We live in a plugged-in society, for better or for worse. When politicians fumble over their words, a YouTube video is posted within the hour. If an athlete has an unflattering interaction with a heckler, they are raked over the Sports Center coals to the point of exhaustion, and when something tragic happens, we will all bear witness, in the flesh or on the web.
I struggle to deal with the responsibility that the internet requires. On the one hand, it provides a powerful tool that I can no longer live without. The vast majority of my research, reading, and television-viewing take place on a computer. I now possess the great ability to share pieces of my life with friends and family around the country and the globe. I can settle disputes in a bar with a quick Google search, and prepare writing on the go. Having access to the internet gives me no excuse to be ignorant to the world around me, a challenge I embrace as fully as possible.
Following the story in Boston and subsequent reactions these past few days, I was as proud as usual of the citizens of America. These times of sadness tend to rally people of all colors and creeds, as we remember what really matters. We not only celebrate the lives of those important to us, but in a rare display of empathy, we celebrate the lives of people we will never meet. Faced with our own mortality, we remember how precious our lives are – a fact we should never forget.

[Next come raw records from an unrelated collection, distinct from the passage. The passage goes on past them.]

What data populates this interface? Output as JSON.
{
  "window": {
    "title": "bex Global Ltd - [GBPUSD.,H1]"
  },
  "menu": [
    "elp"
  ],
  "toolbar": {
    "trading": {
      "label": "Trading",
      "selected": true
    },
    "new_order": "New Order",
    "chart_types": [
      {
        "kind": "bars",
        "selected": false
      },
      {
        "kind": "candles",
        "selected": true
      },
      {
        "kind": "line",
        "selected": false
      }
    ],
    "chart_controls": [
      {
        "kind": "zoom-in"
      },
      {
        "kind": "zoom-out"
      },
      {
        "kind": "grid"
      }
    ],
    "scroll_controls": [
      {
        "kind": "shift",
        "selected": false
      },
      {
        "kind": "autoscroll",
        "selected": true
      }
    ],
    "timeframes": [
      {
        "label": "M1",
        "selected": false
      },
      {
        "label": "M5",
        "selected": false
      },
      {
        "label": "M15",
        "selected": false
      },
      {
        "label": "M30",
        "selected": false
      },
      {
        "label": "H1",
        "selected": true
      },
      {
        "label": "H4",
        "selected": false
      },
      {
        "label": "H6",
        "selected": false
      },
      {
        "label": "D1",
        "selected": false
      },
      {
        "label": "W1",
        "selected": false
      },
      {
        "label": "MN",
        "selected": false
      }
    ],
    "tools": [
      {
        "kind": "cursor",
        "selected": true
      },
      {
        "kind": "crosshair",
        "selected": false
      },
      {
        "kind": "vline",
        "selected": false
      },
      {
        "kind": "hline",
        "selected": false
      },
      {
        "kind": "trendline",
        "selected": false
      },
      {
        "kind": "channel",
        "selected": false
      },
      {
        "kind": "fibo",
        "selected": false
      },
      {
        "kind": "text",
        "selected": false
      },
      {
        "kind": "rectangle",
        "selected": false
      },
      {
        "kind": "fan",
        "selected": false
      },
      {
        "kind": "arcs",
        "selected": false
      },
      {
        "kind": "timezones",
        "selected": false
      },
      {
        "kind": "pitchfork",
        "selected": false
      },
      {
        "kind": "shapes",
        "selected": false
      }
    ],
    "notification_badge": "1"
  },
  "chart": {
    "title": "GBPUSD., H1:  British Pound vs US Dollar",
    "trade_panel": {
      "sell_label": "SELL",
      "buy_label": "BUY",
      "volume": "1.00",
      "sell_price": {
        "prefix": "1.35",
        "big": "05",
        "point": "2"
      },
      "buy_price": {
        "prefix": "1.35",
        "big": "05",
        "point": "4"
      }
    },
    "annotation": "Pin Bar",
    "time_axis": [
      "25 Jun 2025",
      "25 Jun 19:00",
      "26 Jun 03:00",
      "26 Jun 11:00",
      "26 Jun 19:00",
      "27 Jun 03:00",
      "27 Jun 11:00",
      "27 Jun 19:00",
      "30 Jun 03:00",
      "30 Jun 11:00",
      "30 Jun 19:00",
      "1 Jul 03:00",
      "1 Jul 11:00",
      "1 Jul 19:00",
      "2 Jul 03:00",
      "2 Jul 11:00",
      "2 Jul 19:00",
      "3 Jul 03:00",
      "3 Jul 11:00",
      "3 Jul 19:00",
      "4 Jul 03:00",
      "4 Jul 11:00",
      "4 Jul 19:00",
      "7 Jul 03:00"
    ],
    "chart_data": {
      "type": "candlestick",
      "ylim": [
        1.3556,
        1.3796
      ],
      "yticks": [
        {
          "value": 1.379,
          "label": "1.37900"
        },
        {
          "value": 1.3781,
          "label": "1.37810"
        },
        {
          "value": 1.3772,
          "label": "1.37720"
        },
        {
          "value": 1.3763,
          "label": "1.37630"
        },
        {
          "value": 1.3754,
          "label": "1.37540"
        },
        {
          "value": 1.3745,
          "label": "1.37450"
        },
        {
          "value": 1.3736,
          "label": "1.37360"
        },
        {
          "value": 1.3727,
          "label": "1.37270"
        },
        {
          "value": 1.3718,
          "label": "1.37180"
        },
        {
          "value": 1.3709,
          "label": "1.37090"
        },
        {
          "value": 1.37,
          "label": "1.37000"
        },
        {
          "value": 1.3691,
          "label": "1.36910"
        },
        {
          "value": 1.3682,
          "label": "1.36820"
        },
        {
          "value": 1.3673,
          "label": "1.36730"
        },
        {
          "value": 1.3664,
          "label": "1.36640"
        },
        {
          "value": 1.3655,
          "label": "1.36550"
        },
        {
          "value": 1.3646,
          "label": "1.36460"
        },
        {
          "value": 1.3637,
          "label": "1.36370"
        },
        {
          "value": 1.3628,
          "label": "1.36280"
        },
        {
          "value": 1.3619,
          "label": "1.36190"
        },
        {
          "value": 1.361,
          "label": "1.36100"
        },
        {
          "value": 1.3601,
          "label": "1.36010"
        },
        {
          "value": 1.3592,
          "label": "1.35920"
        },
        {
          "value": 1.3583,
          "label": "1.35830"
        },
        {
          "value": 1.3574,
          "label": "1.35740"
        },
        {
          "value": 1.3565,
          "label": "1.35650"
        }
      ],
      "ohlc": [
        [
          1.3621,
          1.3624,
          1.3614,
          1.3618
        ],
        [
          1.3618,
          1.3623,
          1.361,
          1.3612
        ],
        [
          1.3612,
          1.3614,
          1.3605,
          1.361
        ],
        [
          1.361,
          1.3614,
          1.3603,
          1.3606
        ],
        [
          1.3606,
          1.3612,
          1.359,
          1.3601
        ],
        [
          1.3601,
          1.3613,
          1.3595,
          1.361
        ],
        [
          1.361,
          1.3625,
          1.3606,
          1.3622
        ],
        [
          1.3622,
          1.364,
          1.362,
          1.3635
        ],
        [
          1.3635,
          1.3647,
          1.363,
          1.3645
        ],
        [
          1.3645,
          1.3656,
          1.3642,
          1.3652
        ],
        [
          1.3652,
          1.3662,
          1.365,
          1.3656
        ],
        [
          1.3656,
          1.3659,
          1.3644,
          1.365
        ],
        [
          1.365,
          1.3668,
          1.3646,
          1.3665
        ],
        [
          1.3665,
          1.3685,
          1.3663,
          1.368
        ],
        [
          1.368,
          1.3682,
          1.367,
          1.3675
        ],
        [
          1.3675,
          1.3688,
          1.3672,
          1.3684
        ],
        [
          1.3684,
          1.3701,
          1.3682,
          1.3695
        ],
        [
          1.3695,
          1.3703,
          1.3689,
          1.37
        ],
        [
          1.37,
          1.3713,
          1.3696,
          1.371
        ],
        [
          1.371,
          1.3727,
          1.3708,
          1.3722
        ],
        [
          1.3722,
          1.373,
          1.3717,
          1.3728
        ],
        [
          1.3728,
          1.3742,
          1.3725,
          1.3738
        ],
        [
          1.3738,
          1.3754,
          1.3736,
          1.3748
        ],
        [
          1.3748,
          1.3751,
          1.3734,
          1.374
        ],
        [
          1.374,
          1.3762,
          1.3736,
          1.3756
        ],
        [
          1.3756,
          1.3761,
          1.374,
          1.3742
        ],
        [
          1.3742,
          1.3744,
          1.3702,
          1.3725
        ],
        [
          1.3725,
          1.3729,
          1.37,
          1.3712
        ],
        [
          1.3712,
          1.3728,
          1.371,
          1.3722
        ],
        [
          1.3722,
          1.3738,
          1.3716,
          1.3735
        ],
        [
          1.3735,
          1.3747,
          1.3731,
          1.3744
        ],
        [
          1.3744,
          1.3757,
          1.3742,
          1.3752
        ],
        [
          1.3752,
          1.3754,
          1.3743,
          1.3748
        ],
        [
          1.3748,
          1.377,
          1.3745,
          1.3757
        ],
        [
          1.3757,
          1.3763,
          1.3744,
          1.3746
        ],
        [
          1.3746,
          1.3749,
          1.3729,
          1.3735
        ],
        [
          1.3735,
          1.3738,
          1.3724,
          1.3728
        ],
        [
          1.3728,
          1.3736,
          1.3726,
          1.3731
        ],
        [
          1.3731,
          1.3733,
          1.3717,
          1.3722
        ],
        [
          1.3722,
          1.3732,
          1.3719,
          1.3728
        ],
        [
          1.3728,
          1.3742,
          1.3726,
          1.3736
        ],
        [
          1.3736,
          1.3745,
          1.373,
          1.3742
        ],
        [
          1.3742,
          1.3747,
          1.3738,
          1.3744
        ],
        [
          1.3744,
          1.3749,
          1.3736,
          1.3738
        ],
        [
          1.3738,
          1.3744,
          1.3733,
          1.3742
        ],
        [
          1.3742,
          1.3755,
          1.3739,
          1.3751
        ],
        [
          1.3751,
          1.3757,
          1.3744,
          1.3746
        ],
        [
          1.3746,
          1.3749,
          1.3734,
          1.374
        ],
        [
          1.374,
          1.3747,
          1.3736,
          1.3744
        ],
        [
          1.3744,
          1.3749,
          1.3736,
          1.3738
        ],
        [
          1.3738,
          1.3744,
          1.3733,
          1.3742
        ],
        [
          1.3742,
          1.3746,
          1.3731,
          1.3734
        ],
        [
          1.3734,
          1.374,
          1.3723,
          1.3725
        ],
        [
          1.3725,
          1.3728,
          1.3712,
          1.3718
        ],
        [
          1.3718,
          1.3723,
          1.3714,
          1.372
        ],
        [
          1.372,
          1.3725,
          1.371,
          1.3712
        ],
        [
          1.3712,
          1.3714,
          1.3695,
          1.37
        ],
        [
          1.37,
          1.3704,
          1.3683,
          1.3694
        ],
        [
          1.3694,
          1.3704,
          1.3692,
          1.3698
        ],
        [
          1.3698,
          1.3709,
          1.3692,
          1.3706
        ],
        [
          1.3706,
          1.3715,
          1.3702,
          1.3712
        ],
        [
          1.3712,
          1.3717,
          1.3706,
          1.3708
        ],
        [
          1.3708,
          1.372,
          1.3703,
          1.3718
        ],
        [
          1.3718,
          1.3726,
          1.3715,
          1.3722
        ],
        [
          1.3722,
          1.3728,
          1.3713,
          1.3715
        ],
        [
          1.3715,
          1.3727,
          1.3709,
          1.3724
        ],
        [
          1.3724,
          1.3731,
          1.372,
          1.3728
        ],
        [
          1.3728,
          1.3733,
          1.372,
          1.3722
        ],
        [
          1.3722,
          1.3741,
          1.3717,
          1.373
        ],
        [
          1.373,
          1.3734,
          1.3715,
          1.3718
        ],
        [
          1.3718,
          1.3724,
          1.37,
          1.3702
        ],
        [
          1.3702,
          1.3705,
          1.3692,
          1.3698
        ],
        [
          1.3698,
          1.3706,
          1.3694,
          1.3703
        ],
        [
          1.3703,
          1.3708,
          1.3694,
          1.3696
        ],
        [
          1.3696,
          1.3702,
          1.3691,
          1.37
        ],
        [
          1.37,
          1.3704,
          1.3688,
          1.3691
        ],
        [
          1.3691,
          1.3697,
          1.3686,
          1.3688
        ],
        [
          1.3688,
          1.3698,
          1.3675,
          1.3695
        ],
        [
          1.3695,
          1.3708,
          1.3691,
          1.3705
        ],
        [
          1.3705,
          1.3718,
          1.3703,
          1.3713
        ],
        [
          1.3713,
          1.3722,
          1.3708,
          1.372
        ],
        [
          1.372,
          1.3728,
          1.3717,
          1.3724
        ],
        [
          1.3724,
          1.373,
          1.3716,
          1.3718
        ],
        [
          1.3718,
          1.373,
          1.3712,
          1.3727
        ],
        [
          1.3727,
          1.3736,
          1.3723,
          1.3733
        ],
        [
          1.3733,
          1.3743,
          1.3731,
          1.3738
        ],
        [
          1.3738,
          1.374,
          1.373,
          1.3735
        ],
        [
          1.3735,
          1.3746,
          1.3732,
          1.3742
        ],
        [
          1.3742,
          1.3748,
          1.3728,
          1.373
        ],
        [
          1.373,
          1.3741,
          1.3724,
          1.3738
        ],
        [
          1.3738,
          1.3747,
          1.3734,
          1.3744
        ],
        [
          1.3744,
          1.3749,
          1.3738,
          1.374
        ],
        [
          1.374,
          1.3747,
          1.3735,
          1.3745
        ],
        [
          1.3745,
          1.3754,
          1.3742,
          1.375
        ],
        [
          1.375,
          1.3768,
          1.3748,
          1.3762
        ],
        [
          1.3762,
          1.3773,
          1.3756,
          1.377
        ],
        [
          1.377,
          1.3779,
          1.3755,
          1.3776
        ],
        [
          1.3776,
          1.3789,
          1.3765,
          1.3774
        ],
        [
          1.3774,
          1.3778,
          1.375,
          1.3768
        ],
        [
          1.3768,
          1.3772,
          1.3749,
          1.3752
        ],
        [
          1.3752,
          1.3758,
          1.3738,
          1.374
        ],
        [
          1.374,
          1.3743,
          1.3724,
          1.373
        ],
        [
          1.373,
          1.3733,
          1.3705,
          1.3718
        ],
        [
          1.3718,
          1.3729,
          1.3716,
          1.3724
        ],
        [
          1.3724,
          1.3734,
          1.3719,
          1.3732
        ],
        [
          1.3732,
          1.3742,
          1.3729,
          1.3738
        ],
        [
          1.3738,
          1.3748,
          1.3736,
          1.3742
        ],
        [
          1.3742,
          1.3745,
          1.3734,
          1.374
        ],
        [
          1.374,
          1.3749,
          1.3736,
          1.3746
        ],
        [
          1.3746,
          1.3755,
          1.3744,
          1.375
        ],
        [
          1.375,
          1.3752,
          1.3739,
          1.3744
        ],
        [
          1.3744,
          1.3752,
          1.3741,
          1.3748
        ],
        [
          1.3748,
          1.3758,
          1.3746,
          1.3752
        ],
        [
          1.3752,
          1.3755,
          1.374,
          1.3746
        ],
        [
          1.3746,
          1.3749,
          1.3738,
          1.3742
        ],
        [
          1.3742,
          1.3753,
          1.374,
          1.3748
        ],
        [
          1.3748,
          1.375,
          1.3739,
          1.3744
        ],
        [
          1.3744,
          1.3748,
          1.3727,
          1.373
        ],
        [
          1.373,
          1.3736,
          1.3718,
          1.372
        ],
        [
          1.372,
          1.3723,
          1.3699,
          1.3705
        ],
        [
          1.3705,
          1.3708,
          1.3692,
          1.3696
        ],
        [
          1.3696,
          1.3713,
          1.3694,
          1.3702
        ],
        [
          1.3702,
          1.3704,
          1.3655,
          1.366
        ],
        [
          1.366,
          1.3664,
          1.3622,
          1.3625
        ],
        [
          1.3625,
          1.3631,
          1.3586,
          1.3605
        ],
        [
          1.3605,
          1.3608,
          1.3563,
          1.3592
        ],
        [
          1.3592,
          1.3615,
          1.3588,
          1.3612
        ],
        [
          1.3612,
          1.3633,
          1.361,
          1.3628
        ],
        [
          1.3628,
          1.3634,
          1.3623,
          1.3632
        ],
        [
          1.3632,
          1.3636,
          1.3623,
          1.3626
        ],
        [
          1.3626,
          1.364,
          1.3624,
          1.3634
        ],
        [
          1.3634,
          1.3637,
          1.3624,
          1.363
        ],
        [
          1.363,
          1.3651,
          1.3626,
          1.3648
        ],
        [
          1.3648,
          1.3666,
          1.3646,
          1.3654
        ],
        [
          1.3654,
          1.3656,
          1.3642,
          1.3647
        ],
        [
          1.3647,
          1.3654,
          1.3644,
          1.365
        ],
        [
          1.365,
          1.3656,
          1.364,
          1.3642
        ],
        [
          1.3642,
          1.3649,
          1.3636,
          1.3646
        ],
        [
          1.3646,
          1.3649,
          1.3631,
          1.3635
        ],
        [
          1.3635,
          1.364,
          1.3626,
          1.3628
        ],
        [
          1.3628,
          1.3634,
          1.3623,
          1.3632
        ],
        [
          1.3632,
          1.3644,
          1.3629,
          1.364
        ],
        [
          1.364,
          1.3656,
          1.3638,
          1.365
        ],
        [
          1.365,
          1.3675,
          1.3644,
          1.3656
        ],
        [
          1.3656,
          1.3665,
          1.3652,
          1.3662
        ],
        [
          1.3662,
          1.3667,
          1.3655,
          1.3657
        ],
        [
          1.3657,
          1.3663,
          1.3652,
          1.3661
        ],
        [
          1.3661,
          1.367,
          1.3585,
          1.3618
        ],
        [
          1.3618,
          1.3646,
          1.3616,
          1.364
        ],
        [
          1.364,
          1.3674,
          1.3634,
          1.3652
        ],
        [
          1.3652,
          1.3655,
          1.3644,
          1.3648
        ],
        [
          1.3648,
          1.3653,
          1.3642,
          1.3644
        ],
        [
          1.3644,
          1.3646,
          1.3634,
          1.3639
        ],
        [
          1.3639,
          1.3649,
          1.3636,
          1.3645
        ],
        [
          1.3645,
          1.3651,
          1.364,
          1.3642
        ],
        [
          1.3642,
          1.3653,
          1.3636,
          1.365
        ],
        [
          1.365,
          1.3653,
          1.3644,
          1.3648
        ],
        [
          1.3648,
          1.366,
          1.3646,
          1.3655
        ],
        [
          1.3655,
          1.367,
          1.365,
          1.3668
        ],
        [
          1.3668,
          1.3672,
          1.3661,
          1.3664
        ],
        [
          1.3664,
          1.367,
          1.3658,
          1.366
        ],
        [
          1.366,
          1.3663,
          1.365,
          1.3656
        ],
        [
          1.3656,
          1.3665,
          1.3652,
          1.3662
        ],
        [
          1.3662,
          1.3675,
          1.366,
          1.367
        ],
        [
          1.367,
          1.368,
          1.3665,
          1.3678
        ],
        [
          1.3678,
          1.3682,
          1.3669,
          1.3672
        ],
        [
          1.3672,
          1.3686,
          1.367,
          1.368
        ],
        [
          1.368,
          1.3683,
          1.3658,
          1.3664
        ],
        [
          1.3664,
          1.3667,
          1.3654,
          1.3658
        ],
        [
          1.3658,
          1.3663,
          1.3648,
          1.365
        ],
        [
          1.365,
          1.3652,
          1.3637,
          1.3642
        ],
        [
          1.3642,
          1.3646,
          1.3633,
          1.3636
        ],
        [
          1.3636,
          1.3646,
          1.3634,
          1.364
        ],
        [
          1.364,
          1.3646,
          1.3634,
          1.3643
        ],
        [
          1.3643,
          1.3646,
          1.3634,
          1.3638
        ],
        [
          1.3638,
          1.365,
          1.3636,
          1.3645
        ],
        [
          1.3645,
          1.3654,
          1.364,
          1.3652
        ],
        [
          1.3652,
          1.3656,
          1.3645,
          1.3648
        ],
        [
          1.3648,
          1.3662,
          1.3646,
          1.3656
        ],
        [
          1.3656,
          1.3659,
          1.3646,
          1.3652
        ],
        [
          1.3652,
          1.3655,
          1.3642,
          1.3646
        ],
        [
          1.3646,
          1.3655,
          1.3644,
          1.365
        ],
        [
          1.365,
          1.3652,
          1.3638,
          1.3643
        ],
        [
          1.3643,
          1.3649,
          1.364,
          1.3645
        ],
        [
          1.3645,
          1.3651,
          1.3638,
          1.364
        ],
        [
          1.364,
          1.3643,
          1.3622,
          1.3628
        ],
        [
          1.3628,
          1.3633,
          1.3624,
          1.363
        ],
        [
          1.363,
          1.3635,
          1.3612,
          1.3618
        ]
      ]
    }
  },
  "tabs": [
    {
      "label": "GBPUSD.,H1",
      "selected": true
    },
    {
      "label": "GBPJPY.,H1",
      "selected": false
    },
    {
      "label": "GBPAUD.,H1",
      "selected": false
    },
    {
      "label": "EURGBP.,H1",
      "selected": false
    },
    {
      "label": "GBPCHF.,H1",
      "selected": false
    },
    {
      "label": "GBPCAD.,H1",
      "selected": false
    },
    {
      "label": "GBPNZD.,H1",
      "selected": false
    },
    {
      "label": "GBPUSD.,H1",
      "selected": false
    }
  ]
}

But we do forget, because our culture of now demands it. We chase Twitter trends and try to discover “the next big thing” before other people show up and ruin it (Remember MySpace?). We gesture rudely to drivers who will not let us into their lane, cursing people we do not know over a minor inconvenience. Life goes on whether we learn from these terrible events or not.
We should not dwell on the gruesome nature of events like those in Boston, but we should not let them fade from consciousness either. This country is only as good as we choose for it to be. We should choose to hold a door for a stranger, take the time to help those who need it, and remember that each day we still breathe oxygen is a gift.
I do not mean to preach; I am not asking for the students of West Chester to save the rainforest or end slave trading. However, we need to realize that the world is at our fingertips, unlike any other time in human history. With social networks giving us a voice, we think shouting at each other on Facebook means we are contributing to a solution.
I am as guilty as anyone of being a prisoner of the moment, but even in the moment we should remember the lessons that make causes important to begin with. Though we cheer for the brave souls who rescued the injured post-bombing, for the firefighters who rushed to eminent death on 9/11, and for the soldiers that fight and die for our rights overseas, somehow, we still let these people go underappreciated and underpaid for 300 plus days of the year, until extraordinary events illuminate the American heroes in our daily lives.
Today we should embrace technology for more than following fleeting trends. We should use this responsibility to stay well informed and connected so that we can thank those men and women, our teachers, our doctors, our firefighters, who impact our lives every day. It should not take tragedy for us to realize the majesty of the American mosaic.